Elisaf’s diplomatic drive has been dismissed as a public relations stunt by critics who call him “the Jewish Boutaris,” in a disparaging reference to the former extroverted mayor of Thessaloniki, Yiannis Boutaris.

“I take that as a real compliment and I hope, honestly, that I can live up to the challenge,” says Elisaf. “I think that we are both open-minded people who see the challenges that lie ahead and are aiming for an outward-looking policy that offers the only possibility of economic advancement for our cities today. Yiannis Boutaris transformed Thessaloniki from a conservative, phobic city into a cosmopolitan center of the Balkans. And this did not happen out of the blue.”
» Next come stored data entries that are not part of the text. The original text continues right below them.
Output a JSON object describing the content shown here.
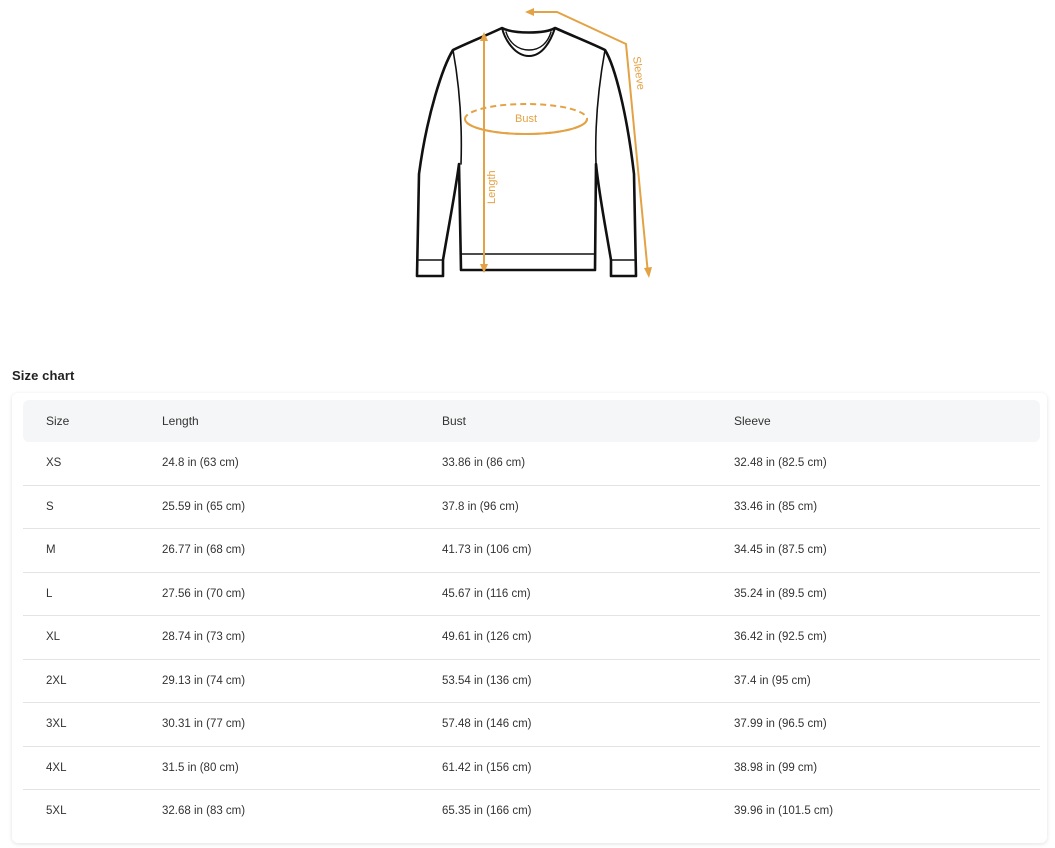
{
  "diagram": {
    "labels": {
      "bust": "Bust",
      "length": "Length",
      "sleeve": "Sleeve"
    },
    "accent_color": "#e3a244"
  },
  "size_chart": {
    "title": "Size chart",
    "headers": [
      "Size",
      "Length",
      "Bust",
      "Sleeve"
    ],
    "rows": [
      [
        "XS",
        "24.8 in  (63 cm)",
        "33.86 in  (86 cm)",
        "32.48 in  (82.5 cm)"
      ],
      [
        "S",
        "25.59 in  (65 cm)",
        "37.8 in  (96 cm)",
        "33.46 in  (85 cm)"
      ],
      [
        "M",
        "26.77 in  (68 cm)",
        "41.73 in  (106 cm)",
        "34.45 in  (87.5 cm)"
      ],
      [
        "L",
        "27.56 in  (70 cm)",
        "45.67 in  (116 cm)",
        "35.24 in  (89.5 cm)"
      ],
      [
        "XL",
        "28.74 in  (73 cm)",
        "49.61 in  (126 cm)",
        "36.42 in  (92.5 cm)"
      ],
      [
        "2XL",
        "29.13 in  (74 cm)",
        "53.54 in  (136 cm)",
        "37.4 in  (95 cm)"
      ],
      [
        "3XL",
        "30.31 in  (77 cm)",
        "57.48 in  (146 cm)",
        "37.99 in  (96.5 cm)"
      ],
      [
        "4XL",
        "31.5 in  (80 cm)",
        "61.42 in  (156 cm)",
        "38.98 in  (99 cm)"
      ],
      [
        "5XL",
        "32.68 in  (83 cm)",
        "65.35 in  (166 cm)",
        "39.96 in  (101.5 cm)"
      ]
    ]
  }
}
Boutaris was sitting at the next table during our conversation and couldn’t wait to jump in. “I really like Moisis,” he said. “I’ve only met him once before, but everything I’ve heard about him is good. He’s an open-minded, serious and peaceable person, in a beautiful city like Ioannina, which has everything it needs to shine internationally.”

Elisaf is also proud of his city’s response to the migrant and refugee crisis, saying that it is currently hosting 1,300 people at an open camp, a few dozen at hotels and around 1,000 in apartments. “Coexistence between the local community and the refugees has been relative smooth,” he says. “They go to school – the students’ inclusion has been without problems – and, barring a few problems near the camp, there has not been much tension with the locals.”